Scientific classification
- Kingdom: Animalia
- Phylum: Mollusca
- Class: Gastropoda
- Order: Cycloneritida
- Family: Neritidae
- Genus: †Lissochilus Zittel, 1882
- Synonyms: Nerita (Lissochilus) Zittel, 1882; Stomatia (Megastoma) J. Morris & Lycett, 1851;

= Lissochilus =

Extinct genus of snail

Lissochilus is a genus of extinct marine snails in the family Neritidae, originally described as a subgenus of its type genus, Nerita, in 1882. (Note: Its original description reads: Innenlippe abgeplattet, eben, mit zehnlosem Innenrand. Aussenlippe scharf, innerlich nicht verdickt oder bezahnt. Hierher eine Anzahl triasischer und jurassischer Arten, wie N. sigaretina Buv., N. canaliculata Buv. (Coralrag), N. Pellati Lor., N. Bouchardiana Lor., N. transversa Seeb. (Portland-Stufe).) Despite first being named by one Pethö in a manuscript, that work was only published in 1906, making Zittel the first author who made this name available.

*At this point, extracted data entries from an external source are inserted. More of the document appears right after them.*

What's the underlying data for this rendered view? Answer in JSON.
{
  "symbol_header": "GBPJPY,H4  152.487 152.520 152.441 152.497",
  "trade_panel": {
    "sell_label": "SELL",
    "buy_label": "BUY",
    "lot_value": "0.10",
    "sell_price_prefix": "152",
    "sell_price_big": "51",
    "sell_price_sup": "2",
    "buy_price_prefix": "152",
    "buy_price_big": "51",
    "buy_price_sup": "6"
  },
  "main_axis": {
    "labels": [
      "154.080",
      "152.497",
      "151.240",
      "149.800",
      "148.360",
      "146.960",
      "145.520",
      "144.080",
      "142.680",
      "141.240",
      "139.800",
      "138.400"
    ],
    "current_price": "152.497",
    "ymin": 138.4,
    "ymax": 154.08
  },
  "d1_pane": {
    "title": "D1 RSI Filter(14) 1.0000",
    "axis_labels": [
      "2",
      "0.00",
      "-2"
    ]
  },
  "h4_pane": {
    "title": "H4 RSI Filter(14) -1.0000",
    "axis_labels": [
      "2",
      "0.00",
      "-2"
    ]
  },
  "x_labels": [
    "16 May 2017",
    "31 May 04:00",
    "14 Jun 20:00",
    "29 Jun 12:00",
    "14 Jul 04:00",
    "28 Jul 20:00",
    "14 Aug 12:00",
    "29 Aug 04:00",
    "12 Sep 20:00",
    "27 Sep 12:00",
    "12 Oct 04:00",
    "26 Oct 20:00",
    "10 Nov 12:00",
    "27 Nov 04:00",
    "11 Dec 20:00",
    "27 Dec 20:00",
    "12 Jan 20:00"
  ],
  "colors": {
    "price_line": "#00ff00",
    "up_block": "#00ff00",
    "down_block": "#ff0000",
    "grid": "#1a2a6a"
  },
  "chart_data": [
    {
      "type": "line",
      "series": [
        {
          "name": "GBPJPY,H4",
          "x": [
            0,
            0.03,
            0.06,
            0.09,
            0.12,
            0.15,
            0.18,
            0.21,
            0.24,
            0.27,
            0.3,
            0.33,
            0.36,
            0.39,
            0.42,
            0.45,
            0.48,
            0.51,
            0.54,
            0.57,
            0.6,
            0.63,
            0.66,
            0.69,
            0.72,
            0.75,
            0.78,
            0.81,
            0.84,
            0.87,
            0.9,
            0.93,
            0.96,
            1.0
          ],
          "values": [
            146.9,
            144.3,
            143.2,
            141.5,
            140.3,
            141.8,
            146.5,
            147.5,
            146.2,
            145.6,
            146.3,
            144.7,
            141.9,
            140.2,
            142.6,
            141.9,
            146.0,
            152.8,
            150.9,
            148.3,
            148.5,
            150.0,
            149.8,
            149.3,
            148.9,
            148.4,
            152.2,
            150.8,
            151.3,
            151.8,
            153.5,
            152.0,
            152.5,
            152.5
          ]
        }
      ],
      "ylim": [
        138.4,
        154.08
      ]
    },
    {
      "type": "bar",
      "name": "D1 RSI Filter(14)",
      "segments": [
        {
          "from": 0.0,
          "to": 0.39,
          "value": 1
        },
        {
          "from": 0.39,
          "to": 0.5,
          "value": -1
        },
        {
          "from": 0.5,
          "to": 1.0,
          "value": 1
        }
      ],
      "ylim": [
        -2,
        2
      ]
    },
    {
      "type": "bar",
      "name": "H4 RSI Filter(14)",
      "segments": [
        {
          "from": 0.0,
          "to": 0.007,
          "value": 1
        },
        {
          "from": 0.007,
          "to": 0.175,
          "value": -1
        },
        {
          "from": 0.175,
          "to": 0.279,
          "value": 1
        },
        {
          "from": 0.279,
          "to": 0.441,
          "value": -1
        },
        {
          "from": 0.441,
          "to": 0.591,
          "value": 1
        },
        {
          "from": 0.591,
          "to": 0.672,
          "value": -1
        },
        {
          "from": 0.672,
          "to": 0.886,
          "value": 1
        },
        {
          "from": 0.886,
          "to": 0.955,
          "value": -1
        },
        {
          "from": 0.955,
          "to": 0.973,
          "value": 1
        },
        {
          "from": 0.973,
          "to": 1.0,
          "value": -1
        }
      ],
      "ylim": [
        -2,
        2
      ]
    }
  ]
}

A genus of cyprinid fish was named in 1916 and also dubbed Lissochilus; due to taxonomic rules dictating the need for priority, this name is invalid, being a junior synonym of Lissochilus Zittel, 1882. The species assigned to it were subsequently moved to other genera, such as Acrossocheilus, Hypsibarbus, Poropuntius, and Neolissochilus.